Having covered what goes on the end of an audio pipeline, we should consider what can be placed at the start. Sometimes one would like to manipulate samples extracted from music files in MP3, MIDI, or module (MOD, XM, S3M, etc) format. Command line tools exist for each of these formats that will output raw samples to standard output.
For MP3 music one can use "maplay -s"
maplay -s music.mp3 | artscat
maplay -s mono22khz.mp3 | esdcat -r 22050 -m
maplay -s mono22khz.mp3 | artscat -r 22050 -c 1
mpg123 -s -r 44100 --stereo lowfi.mp3 | artscat
Users of Ogg Vorbis may use the following:
ogg123 -d raw -f - music.ogg | artscat
Music files also can be obtained in MIDI format. If (like me) you have an old sound card with poor sequencer hardware, you may find that timidity can work wonders. Normally this package converts MIDI files into sound samples for direct output to the sound device. Carefully chosen command line options can redirect this output:
timidity -Or1sl -o - -s 44100 music.mid | artscat
If you're a fan of the demo scene you might want to play a few music modules on your desktop. Fortunately mikmod can play most of the common module formats. The application can also output directly to the sound device or via ESD. The current stable version of libmikmod, 3.1.9, does not seem to be ARtS aware yet. One can remedy this using a command pipeline:
mikmod -d stdout -q -f 44100 music.mod | artscat
mikmod -d pipe,pipe=artscat -f 44100 music.mod
play sample.aiff echo 1 0.6 150 0.6
play sample.aiff vibro 20 0.9
play sample.aiff flanger 0.7 0.7 4 0.8 2 play sample.aiff phaser 0.6 0.6 4 0.6 2
play sample.aiff band 3000 700
play sample.aiff band 0 700
play sample.aiff chorus 0.7 0.7 20 1 5 2 -s
play sample.aiff reverse
mikmod -d stdout -q -f 44100 music.xm | sox -t raw -r 44100 -sw -c 2 - -t raw - chorus 0.7 0.7 80 0.5 2 1 -s | artscat
ogg123 -d raw -f - music.ogg | tail -c +705601 |artscat
timidity -Or1sl -o - -s 44100 music.mid | sox -t raw -r 44100 -sw -c 2 - -t raw - echo 1 0.6 80 0.6 | oggenc -o music.ogg --raw -
maplay -s mono32.mp3 | sox -v 0.5 -t raw -r 32000 -sw -c 1 - -t raw -r 44100 -c 2 - split | oggenc -o music.ogg --raw -
for x in *.aiff do sox $x -v 0.5 -t raw -r 8000 -bu -c 1 - done | sox -t raw -r 8000 -bu -c 1 - all.wav
Hopefully these examples hint at what can be accomplished with the pipeline technique. One cannot argue against using interactive applications with elaborate graphical user interfaces. They often can perform much more complicated tasks while saving the user from having to memorise pages of argument flags. There will always be instances where command pipelines are more suitable however. Converting a large number of sound samples will require some form of scripting. Interactive programs cannot be invoked as part of an at or cron job.
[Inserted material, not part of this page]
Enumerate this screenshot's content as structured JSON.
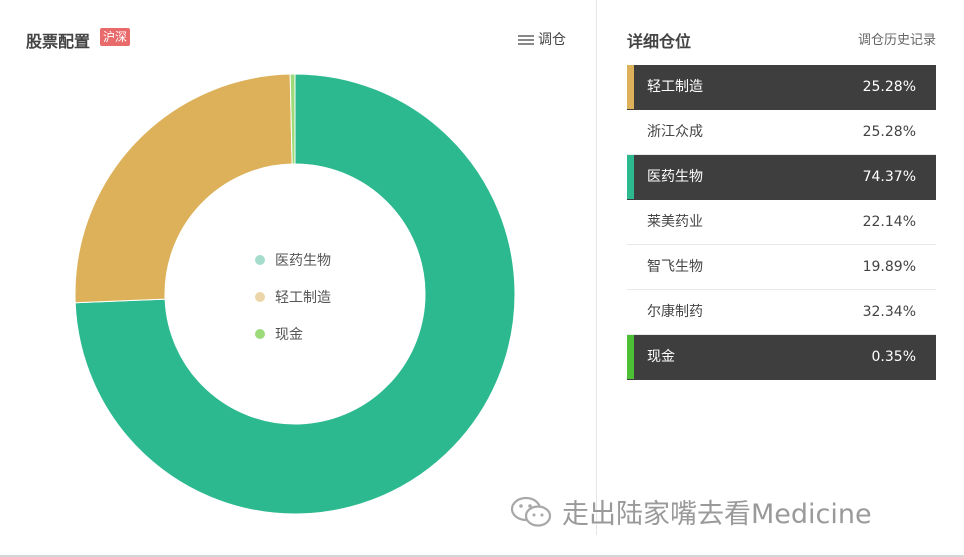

Audio pipelines can also be used to save disk space. One need not store a dozen copies of what is essentially the same sample with different modifications applied. Instead, create a dozen scripts each with a different pipeline of filters. These can be invoked when the modified version of the sound sample is called for. The altered sound is generated on demand.
I encourage you to experiment with the tools described in this article. Try combining them together in increasingly elaborate sequences. Most importantly, remember to have fun while doing so.